The loss of Kildare's community buildings

File photo: The former Newbridge Credit Union

Newbridge, you might, say, has been a tad unfortunate with its public infrastructure.

There was the unheated public swimming pool at Ryston, which hadn’t been used for many years before it was officially decommissioned, followed by the closure of the Credit Union building and now the old band hall at Cutlery Road will likely be rebuilt as something else entirely.

To be fair, the swimming pool wouldn’t cut it today. Local authority pools, as such are no more, having been replaced by ultra modern public-private facilities embracing pools, gyms and multidisciplinary fitness classes overseen by expert staff.

And many private leisure enterprises come with indoor pools.

The sale of O Modhrain Hall has nothing to do with the loss of the credit union building; save for the fact that it is now unlikely to be a public facility again.

The loss of the credit union building as a place that could be used by the public was significant.

By definition almost, credit unions are community led, and community based, and people led. And this facility was the finest of its kind anywhere - even if, to put it mildly, there was a whiff of over-the-top ostentation to this creation.

Its closure was linked directly to the demise of Newbridge Credit Union which collapsed in 2013, at a time when the nearest comparative institution, Naas Credit Union, was thriving and encouraging people to borrow.

At the time Newbridge CU was the biggest community based credit union in Ireland.

In its aftermath an action group was formed by some of the Newbridge CU members. They held a few meetings shedding a lot of heat, but little light on why the it collapsed leaving the taxpayer to cough up €54m - an estimate in late 2013 - to sort it out.

Newbridge CU had 32,000 deposit accounts and 7,000 loan accounts. Not all of the loans were for the standard two weeks in Majorca or to meet the ever increasing costs of sending a child to school.
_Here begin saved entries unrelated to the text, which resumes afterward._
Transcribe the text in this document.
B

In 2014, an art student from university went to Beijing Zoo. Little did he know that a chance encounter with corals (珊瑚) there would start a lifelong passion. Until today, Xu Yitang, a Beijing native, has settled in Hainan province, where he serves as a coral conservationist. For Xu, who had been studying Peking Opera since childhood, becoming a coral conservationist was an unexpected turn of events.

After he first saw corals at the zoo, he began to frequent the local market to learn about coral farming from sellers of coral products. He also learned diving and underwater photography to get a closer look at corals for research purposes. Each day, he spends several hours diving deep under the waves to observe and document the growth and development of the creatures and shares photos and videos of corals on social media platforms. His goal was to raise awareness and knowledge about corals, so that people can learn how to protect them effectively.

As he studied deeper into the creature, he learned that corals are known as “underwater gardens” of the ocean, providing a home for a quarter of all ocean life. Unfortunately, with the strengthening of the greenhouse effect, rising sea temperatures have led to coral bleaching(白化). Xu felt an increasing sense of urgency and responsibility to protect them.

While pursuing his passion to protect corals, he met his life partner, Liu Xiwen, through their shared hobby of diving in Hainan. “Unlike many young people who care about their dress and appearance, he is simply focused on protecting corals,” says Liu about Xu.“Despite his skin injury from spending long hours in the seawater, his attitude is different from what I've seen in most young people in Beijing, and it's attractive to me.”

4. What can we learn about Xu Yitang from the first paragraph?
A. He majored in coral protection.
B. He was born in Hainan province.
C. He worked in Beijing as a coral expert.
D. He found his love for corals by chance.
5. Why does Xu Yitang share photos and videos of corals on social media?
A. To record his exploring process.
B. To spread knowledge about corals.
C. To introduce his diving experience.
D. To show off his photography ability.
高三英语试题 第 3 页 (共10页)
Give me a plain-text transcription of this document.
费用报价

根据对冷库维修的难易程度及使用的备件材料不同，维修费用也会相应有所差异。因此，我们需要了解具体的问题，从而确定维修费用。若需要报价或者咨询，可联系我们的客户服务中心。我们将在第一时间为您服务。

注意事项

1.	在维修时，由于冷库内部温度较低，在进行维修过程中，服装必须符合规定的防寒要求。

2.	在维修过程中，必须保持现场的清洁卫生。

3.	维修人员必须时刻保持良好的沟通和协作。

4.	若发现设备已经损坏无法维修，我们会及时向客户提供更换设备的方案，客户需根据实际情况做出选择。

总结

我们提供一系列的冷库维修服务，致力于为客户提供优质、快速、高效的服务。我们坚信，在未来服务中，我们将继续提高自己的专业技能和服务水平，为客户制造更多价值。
The loss of the building to the community is the most visible reminder of what happened.

According to The Sunday Times the building cost €14m, but at the time the facility closed was valued at €3.9m - a paper loss which would buy or renovate a large swathe of property in the town.

O Modhrain Memorial Hall has a much longer history in the town and is named after Eamonn O Modhrain, who was a figure of some importance in local nationalist history. The historical element to this and the fact that O Modhrain family members still live in the area only accentuates this loss. It’s been sold for €270,000 and may well be developed as something else entirely different.

A campaign has been launched to reverse this, or at a minimum to ensure that the sale price is spent locally.

At a public meeting, attended by some but not all of the elected representatives in Newbridge, there was criticism of the lack of facilities and meeting places for young people in the town, especially of the non-sporting variety. It's a legitimate point, there is much more to life than sport.

Three years ago when Newbridge Credit Union was merged with Permanent TSB it moved out of the building, Sinn Fein councillor Mark Lynch said the building had been taken off the people of Newbridge by the State. He was partly right but the lending policies at Newbridge CU had nothing to do with the State.

It now looks as if Newbridge is to lose another facility, which could possibly (at some expense) have been turned into a community asset.

Residents of Newbridge and Naas are finding time and again that its so much easier to have residential property built, opened, and occupied, than it ever is to have any kind of community facility opened and kept.